The history and development of the United States of America as a nation has been inarguably characterized by constant ideological evolution, the likes of which have had a pervasive and inescapable influence on any and all societal progress. This progress, however, consistently faces obstacles in the form of living, breathing institutional barriers such as, for instance, Senior Associate Supreme Court Justice Antonin Scalia.
While reading an interview with the justice, conducted by New York Magazine’s Jennifer Senior, I could not help but be struck by the degree to which Scalia’s ideas have remained stagnant, largely unaffected by the passing of time and impact of modernity. But after all, I thought, after 27 years the guy must be tired of trying to keep up.
This, then, begs the question: can fault be found in the constitutional provision that judges may serve lifelong terms, in Scalia’s belief system and the application of its principles, or in a combination of the two?
It seems to me that the last possibility is the most likely. Scalia is a strict adherent to the principles of originalism, which require that he interpret all legislation within the framework of the constitutional terms and intent originally put in place by the framers. His refusal to stray from this mindset is abundantly clear in his notoriously scathing statements of dissent in cases such as Atkins v. Virginia, when he declared that execution of the mentally retarded under the death penalty is not so “morally repugnant as to violate our national ‘standards of decency’” based on the belief that in 1791, such executions would not have been considered unconstitutional.
However, he does concede in his conversation with Senior that many of these laws qualify for a “stupid but constitutional” stamp and cites flogging, a form of whipping permitted by the framers as punishment for those convicted by court-marshal, as an example. Much like executions of the mentally handicapped, a group about which modern society as a whole is considerably more educated than were its ancestors, I feel it is safe to say that in most contemporary cases something as archaic as flogging would be reinterpreted and deemed “cruel and unusual” under the Eighth Amendment.
In addition to operating under the restrictions of such a limited viewpoint, there seems to be an alarmingly distinct possibility that Scalia has chosen to turn a selectively blind eye when it comes to press coverage of national issues. He skims the Wall Street Journal and Washington Times as his exclusive sources of print news, claiming that other publications are “shrilly liberal” and thus not worth the read. In his words, “I read newspapers that I think are good newspapers, or if they’re not good, at least they don’t make me angry.” It seems fair to wonder, then, should the American people apply such a theory to Scalia’s consistently inflammatory court opinions, how many would actually be read.

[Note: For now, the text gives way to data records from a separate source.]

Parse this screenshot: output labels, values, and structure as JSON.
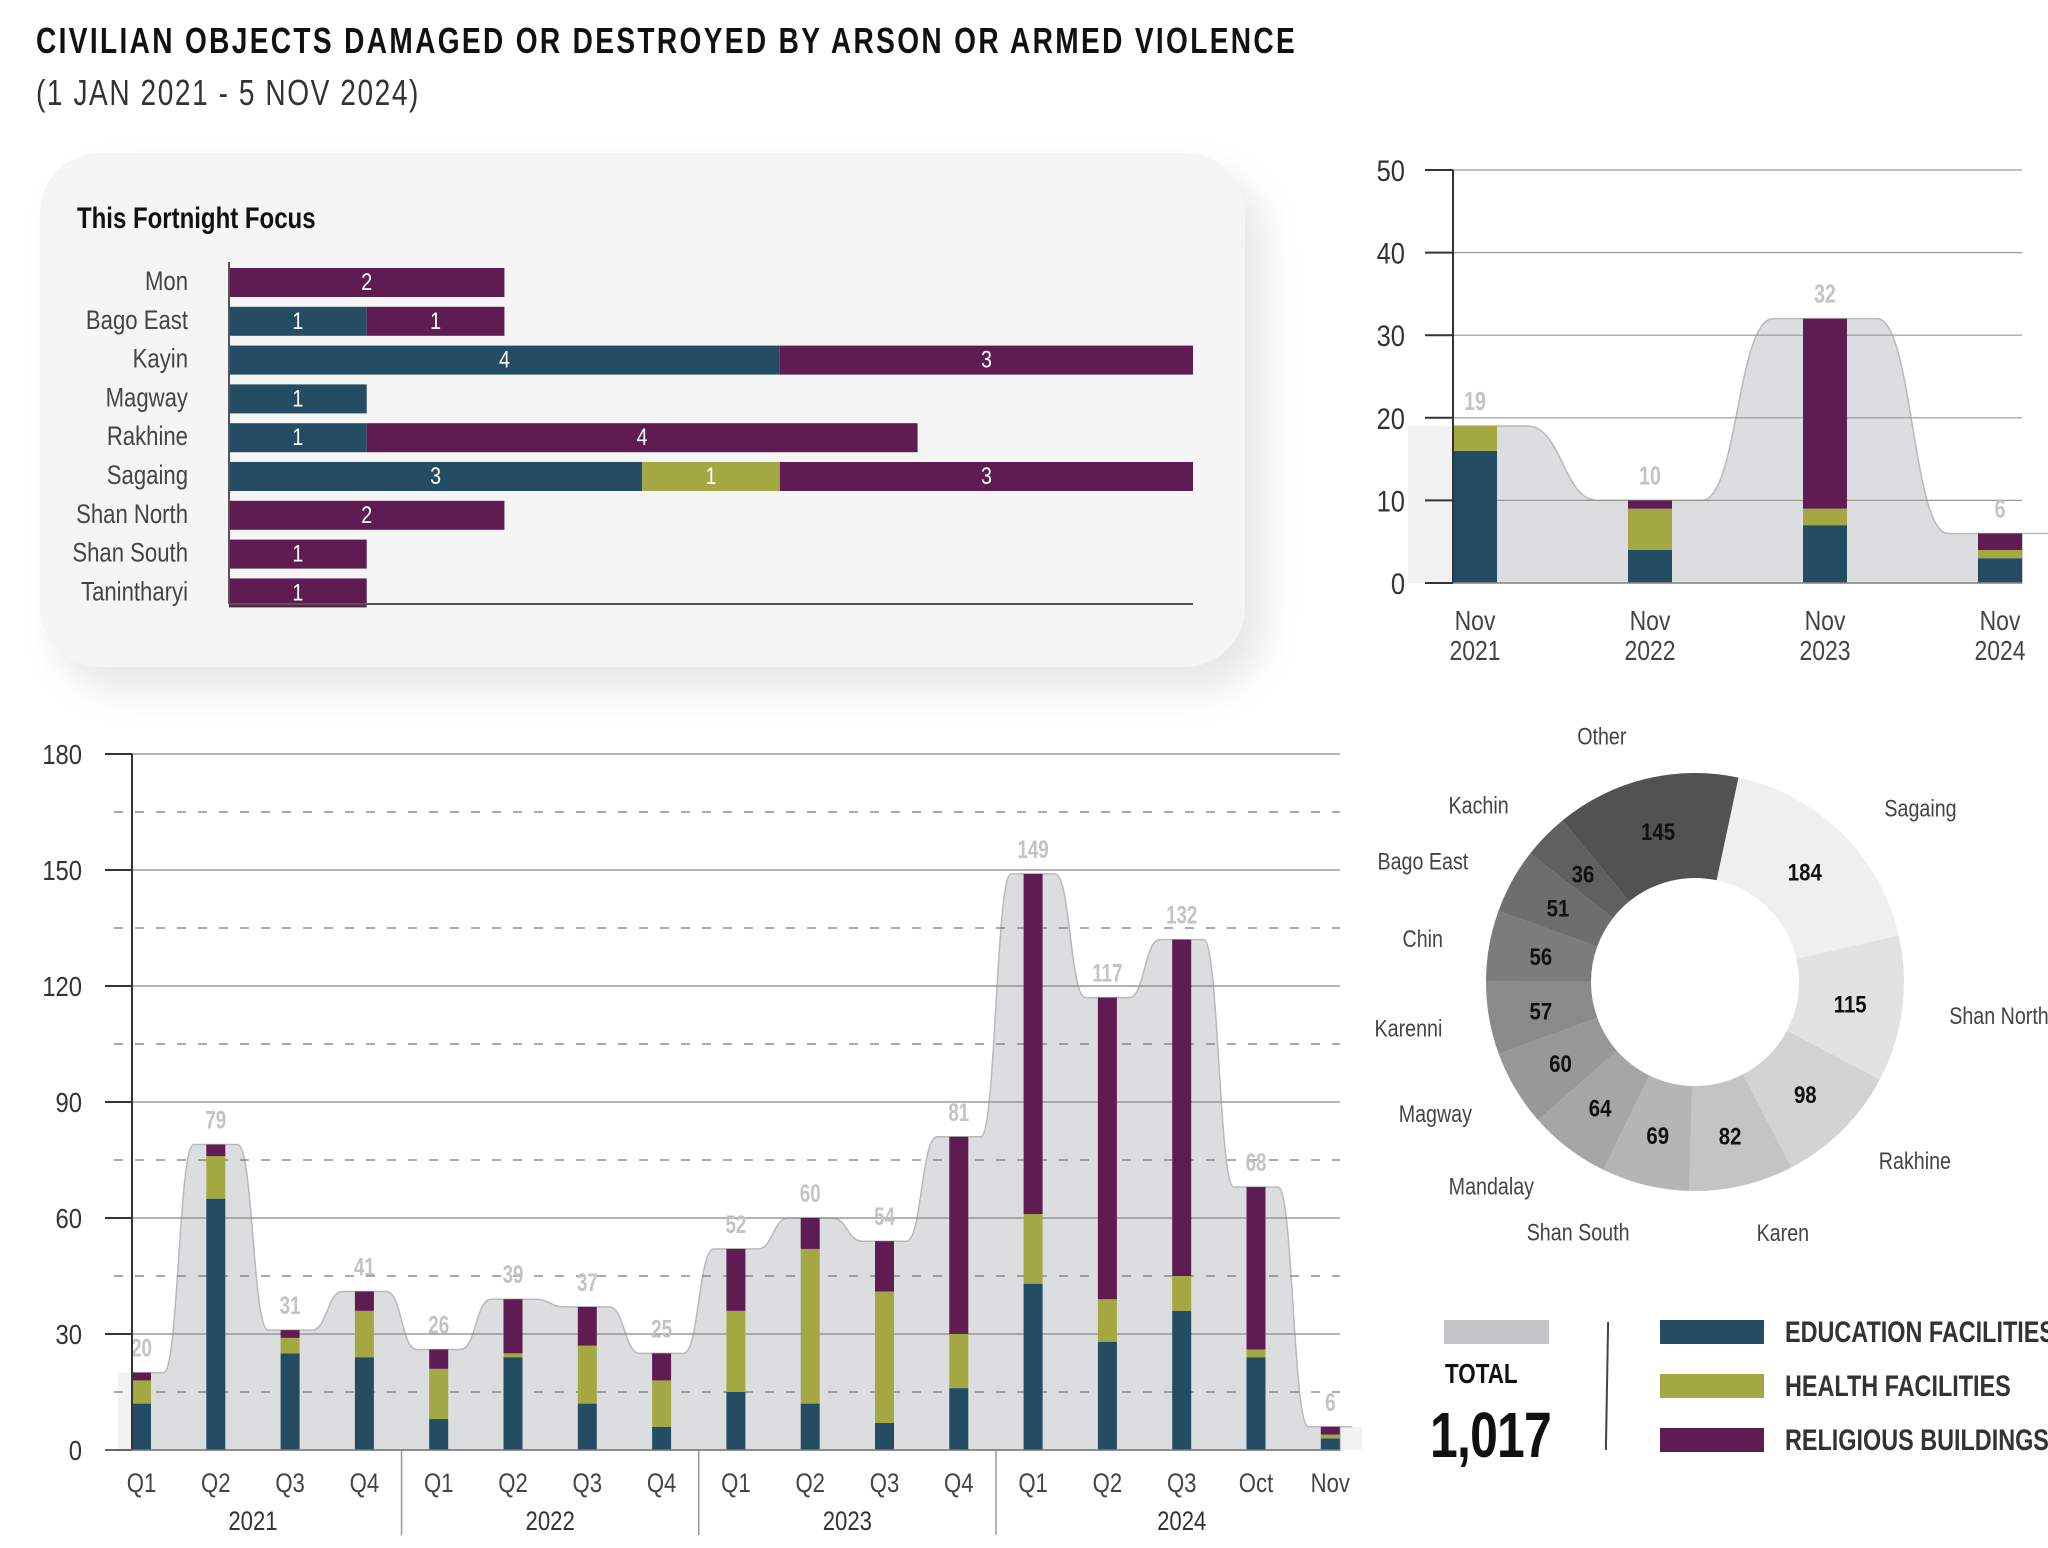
{
  "header": {
    "title": "CIVILIAN OBJECTS DAMAGED OR DESTROYED BY ARSON OR ARMED VIOLENCE",
    "subtitle": "(1 JAN 2021 - 5 NOV 2024)"
  },
  "colors": {
    "education": "#244d63",
    "health": "#a3a842",
    "religious": "#5e1c52",
    "total_band": "#dcdddf",
    "total_swatch": "#c3c5c7",
    "focus_panel_bg": "#f5f5f5"
  },
  "legend": {
    "total_label": "TOTAL",
    "total_value": "1,017",
    "items": [
      {
        "label": "EDUCATION FACILITIES",
        "key": "education"
      },
      {
        "label": "HEALTH FACILITIES",
        "key": "health"
      },
      {
        "label": "RELIGIOUS BUILDINGS",
        "key": "religious"
      }
    ]
  },
  "chart_data": [
    {
      "id": "fortnight-focus",
      "type": "bar",
      "orientation": "horizontal",
      "stacked": true,
      "title": "This Fortnight Focus",
      "categories": [
        "Mon",
        "Bago East",
        "Kayin",
        "Magway",
        "Rakhine",
        "Sagaing",
        "Shan North",
        "Shan South",
        "Tanintharyi"
      ],
      "series": [
        {
          "name": "Education Facilities",
          "key": "education",
          "values": [
            0,
            1,
            4,
            1,
            1,
            3,
            0,
            0,
            0
          ]
        },
        {
          "name": "Health Facilities",
          "key": "health",
          "values": [
            0,
            0,
            0,
            0,
            0,
            1,
            0,
            0,
            0
          ]
        },
        {
          "name": "Religious Buildings",
          "key": "religious",
          "values": [
            2,
            1,
            3,
            0,
            4,
            3,
            2,
            1,
            1
          ]
        }
      ],
      "xlim": [
        0,
        7
      ],
      "grid": false
    },
    {
      "id": "november-comparison",
      "type": "bar",
      "stacked": true,
      "title": "",
      "categories": [
        "Nov 2021",
        "Nov 2022",
        "Nov 2023",
        "Nov 2024"
      ],
      "category_lines": [
        [
          "Nov",
          "2021"
        ],
        [
          "Nov",
          "2022"
        ],
        [
          "Nov",
          "2023"
        ],
        [
          "Nov",
          "2024"
        ]
      ],
      "series": [
        {
          "name": "Education Facilities",
          "key": "education",
          "values": [
            16,
            4,
            7,
            3
          ]
        },
        {
          "name": "Health Facilities",
          "key": "health",
          "values": [
            3,
            5,
            2,
            1
          ]
        },
        {
          "name": "Religious Buildings",
          "key": "religious",
          "values": [
            0,
            1,
            23,
            2
          ]
        }
      ],
      "totals": [
        19,
        10,
        32,
        6
      ],
      "ylim": [
        0,
        50
      ],
      "yticks": [
        0,
        10,
        20,
        30,
        40,
        50
      ],
      "grid": true
    },
    {
      "id": "quarterly-trend",
      "type": "bar",
      "stacked": true,
      "title": "",
      "categories": [
        "Q1",
        "Q2",
        "Q3",
        "Q4",
        "Q1",
        "Q2",
        "Q3",
        "Q4",
        "Q1",
        "Q2",
        "Q3",
        "Q4",
        "Q1",
        "Q2",
        "Q3",
        "Oct",
        "Nov"
      ],
      "groups": [
        {
          "label": "2021",
          "count": 4
        },
        {
          "label": "2022",
          "count": 4
        },
        {
          "label": "2023",
          "count": 4
        },
        {
          "label": "2024",
          "count": 5
        }
      ],
      "series": [
        {
          "name": "Education Facilities",
          "key": "education",
          "values": [
            12,
            65,
            25,
            24,
            8,
            24,
            12,
            6,
            15,
            12,
            7,
            16,
            43,
            28,
            36,
            24,
            3
          ]
        },
        {
          "name": "Health Facilities",
          "key": "health",
          "values": [
            6,
            11,
            4,
            12,
            13,
            1,
            15,
            12,
            21,
            40,
            34,
            14,
            18,
            11,
            9,
            2,
            1
          ]
        },
        {
          "name": "Religious Buildings",
          "key": "religious",
          "values": [
            2,
            3,
            2,
            5,
            5,
            14,
            10,
            7,
            16,
            8,
            13,
            51,
            88,
            78,
            87,
            42,
            2
          ]
        }
      ],
      "totals": [
        20,
        79,
        31,
        41,
        26,
        39,
        37,
        25,
        52,
        60,
        54,
        81,
        149,
        117,
        132,
        68,
        6
      ],
      "ylim": [
        0,
        180
      ],
      "yticks": [
        0,
        30,
        60,
        90,
        120,
        150,
        180
      ],
      "minor_dashed_gridlines": [
        15,
        45,
        75,
        105,
        135,
        165
      ],
      "grid": true
    },
    {
      "id": "regional-breakdown",
      "type": "pie",
      "donut": true,
      "title": "",
      "labels": [
        "Sagaing",
        "Shan North",
        "Rakhine",
        "Karen",
        "Shan South",
        "Mandalay",
        "Magway",
        "Karenni",
        "Chin",
        "Bago East",
        "Kachin",
        "Other"
      ],
      "values": [
        184,
        115,
        98,
        82,
        69,
        64,
        60,
        57,
        56,
        51,
        36,
        145
      ],
      "slice_colors": [
        "#efefef",
        "#e2e2e2",
        "#d3d3d3",
        "#c4c4c4",
        "#b5b5b5",
        "#a6a6a6",
        "#989898",
        "#8a8a8a",
        "#7c7c7c",
        "#6e6e6e",
        "#606060",
        "#525252"
      ],
      "total": 1017
    }
  ]
}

The majority of the justice’s news, however, comes from the “talk guys” he listens to on his way to and from work. He particularly favors Bill Bennett, who, in Scalia’s eyes, “keep(s) off the stupid people.” Incompetent radio hosts aren’t the only thing Scalia makes a point to avoid; he frequently dodges the State of the Union address as well, citing it as “childish.”
This isolationist philosophy with regard to current events, paired with a distinct unwillingness to adopt a progressive view of the law, creates what appears to be the perfect recipe for an ideologically paralyzed society. As put by Dahlia Lithwick of Slate Magazine, “he seems a bit like a man living on a tiny remote island of the Supreme Court, and even on that tiny island, he’s forever more alone.
Thankfully, on many issues of vital societal importance, Scalia has represented the minority opinion. However, to consider the implications were this not the case is truly frightening and certainly raises concerns about the lifelong nature of the justices’ terms. In cases such as the recent decision to strike down Section 3 of the Defense of Marriage Act, for example, Scalia’s originalist standpoint led him to defend the section as “codify(ing) an aspect of marriage that had been unquestioned in our society for most of its existence — indeed, had been unquestioned in virtually all societies for virtually all of human history.”
Furthermore, Scalia notes in the interview that as senior associate justice, his job has become significantly easier because many of the cases he sees involve simply the question of extending an old opinion, most of which he “dissented from in the first place.” In this we see further evidence of the sort of redundancy that contributes to the stagnation of ideological progress.
The issue at hand with such an undoubtedly iconic figure in American government is not one of respect, of intelligence, or even necessarily validity of belief; it is one of relevance to modern American society. The United States of America always has been and always will be a constantly growing and changing nation, reshaping and adapting its founding principles to fit new circumstances. To have this adaptation hindered is an unfortunate plight that progress-minded citizens should not be forced to endure.